The antihelminthic moxidectin enhances tonic GABA currents in rodent hippocampal pyramidal neurons.

Macrocyclic lactones (MLs) are commonly used treatments for parasitic worm and insect infections in humans, livestock, and companion animals. MLs target the invertebrate glutamate-activated chloride channel that is not present in vertebrates. MLs are not entirely inert in vertebrates, though; they have been reported to have activity in heterologous expression systems consisting of ligand-gated ion channels that are present in the mammalian central nervous system (CNS). However, these compounds are typically not able to reach significant concentrations in the CNS because of the activity of the blood-brain barrier P-glycoprotein extrusion system. Despite this, these compounds are able to reach low levels in the CNS that may be useful in the design of novel "designer" ligand-receptor systems that can be used to directly investigate neuronal control of behavior in mammals and have potential for use in treating human neurological diseases.

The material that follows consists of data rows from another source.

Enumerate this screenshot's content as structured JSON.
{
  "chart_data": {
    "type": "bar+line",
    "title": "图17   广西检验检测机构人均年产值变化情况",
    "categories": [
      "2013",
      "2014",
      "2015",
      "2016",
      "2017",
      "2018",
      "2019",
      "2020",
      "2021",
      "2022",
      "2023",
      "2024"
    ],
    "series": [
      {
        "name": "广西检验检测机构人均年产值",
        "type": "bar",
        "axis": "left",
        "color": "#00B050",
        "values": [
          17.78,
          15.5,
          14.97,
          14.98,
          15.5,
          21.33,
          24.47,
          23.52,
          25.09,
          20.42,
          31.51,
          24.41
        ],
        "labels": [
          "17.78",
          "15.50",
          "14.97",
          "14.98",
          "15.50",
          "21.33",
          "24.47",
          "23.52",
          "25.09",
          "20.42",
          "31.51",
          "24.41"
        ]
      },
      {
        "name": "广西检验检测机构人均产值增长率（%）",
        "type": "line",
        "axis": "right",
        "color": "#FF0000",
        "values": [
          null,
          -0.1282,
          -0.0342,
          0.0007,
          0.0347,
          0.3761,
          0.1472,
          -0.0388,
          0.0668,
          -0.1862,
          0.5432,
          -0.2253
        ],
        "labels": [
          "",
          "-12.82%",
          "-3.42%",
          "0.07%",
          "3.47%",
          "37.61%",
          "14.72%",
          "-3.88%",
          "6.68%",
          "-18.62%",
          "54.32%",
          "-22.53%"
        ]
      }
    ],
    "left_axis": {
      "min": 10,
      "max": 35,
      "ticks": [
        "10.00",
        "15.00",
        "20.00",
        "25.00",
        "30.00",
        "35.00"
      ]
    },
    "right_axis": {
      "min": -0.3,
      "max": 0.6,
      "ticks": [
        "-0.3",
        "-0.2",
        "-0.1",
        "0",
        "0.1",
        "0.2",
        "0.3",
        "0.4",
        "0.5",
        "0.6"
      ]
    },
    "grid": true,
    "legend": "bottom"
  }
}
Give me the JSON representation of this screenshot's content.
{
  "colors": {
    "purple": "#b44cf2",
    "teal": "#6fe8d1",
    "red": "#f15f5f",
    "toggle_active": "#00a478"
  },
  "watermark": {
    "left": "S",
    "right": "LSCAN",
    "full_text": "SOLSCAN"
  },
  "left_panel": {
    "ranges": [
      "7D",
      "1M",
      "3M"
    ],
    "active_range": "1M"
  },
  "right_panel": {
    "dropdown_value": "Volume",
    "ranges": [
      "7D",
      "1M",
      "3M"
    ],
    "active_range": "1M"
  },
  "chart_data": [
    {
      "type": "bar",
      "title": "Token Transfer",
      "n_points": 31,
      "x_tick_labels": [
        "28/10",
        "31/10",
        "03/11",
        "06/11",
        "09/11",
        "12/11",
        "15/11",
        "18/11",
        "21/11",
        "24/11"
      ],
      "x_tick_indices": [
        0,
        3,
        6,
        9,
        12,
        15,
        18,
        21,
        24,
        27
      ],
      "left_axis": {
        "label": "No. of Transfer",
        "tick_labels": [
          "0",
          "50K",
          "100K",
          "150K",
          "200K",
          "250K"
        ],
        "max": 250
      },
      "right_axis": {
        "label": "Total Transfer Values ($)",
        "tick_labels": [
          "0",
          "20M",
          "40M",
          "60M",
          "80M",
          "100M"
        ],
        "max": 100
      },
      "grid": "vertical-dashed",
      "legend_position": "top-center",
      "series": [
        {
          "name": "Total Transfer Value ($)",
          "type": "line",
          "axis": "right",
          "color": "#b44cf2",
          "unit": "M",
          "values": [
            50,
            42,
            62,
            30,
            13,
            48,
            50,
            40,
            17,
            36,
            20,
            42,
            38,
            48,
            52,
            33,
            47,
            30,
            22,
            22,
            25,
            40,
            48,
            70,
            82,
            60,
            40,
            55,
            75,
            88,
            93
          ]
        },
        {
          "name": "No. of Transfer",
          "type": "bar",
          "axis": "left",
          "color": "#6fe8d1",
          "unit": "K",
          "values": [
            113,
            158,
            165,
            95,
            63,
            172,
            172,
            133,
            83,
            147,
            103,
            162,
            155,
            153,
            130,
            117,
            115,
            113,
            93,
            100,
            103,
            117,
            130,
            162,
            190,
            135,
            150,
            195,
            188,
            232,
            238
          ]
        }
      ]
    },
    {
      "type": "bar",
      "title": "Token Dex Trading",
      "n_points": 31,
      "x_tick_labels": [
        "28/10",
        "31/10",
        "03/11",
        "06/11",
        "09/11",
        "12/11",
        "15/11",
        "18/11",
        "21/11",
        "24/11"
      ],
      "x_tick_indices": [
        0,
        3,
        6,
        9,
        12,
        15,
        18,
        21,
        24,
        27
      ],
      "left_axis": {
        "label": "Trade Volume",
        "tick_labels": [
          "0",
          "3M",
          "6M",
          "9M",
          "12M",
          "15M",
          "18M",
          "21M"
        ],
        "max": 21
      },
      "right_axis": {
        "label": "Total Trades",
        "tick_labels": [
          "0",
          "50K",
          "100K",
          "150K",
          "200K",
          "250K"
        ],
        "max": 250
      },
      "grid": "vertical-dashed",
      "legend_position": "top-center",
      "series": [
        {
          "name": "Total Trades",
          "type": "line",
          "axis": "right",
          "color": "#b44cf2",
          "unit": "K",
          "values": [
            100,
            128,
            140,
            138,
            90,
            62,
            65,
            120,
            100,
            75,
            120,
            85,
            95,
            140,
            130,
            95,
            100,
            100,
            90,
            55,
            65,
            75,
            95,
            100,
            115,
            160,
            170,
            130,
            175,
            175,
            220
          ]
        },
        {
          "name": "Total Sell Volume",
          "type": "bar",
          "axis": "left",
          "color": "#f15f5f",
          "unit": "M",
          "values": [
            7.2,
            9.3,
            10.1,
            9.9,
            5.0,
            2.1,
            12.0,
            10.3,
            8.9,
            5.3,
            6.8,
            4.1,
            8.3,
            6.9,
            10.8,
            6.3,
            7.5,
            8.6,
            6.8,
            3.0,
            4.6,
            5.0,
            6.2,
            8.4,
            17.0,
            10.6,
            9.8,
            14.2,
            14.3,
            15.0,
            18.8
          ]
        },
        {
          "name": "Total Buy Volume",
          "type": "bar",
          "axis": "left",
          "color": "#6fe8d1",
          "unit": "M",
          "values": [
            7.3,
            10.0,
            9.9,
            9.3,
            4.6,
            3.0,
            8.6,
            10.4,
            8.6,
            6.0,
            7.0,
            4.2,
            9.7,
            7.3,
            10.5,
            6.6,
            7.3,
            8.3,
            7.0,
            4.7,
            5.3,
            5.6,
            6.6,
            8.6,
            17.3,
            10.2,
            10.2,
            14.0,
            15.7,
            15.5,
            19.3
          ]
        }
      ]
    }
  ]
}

To determine whether MLs might affect neurons in intact brains, we investigated the activity of the ML moxidectin (MOX) at native GABA receptors. Specifically, we recorded tonic and phasic miniature inhibitory postsynaptic currents (mIPSCs) in ex vivo brain slices. Our data show that MOX potentiated tonic GABA currents in a dose-dependent manner but had no concomitant effects on phasic GABA currents (i.e., MOX had no effect on the amplitude, frequency, or decay kinetics of mIPSCs). These studies indicate that behavioral experiments that implement a ML-based novel ligand-receptor system should take care to control for potential effects of the ML on native tonic GABA receptors. NEW & NOTEWORTHY We have identified a novel mechanism of action in the mammalian central nervous system for the antihelminthic moxidectin, commonly prescribed to animals worldwide and currently being evaluated for use in humans. Specifically, moxidectin applied to rodent brain slices selectively enhanced the tonic GABA conductance of hippocampal pyramidal neurons.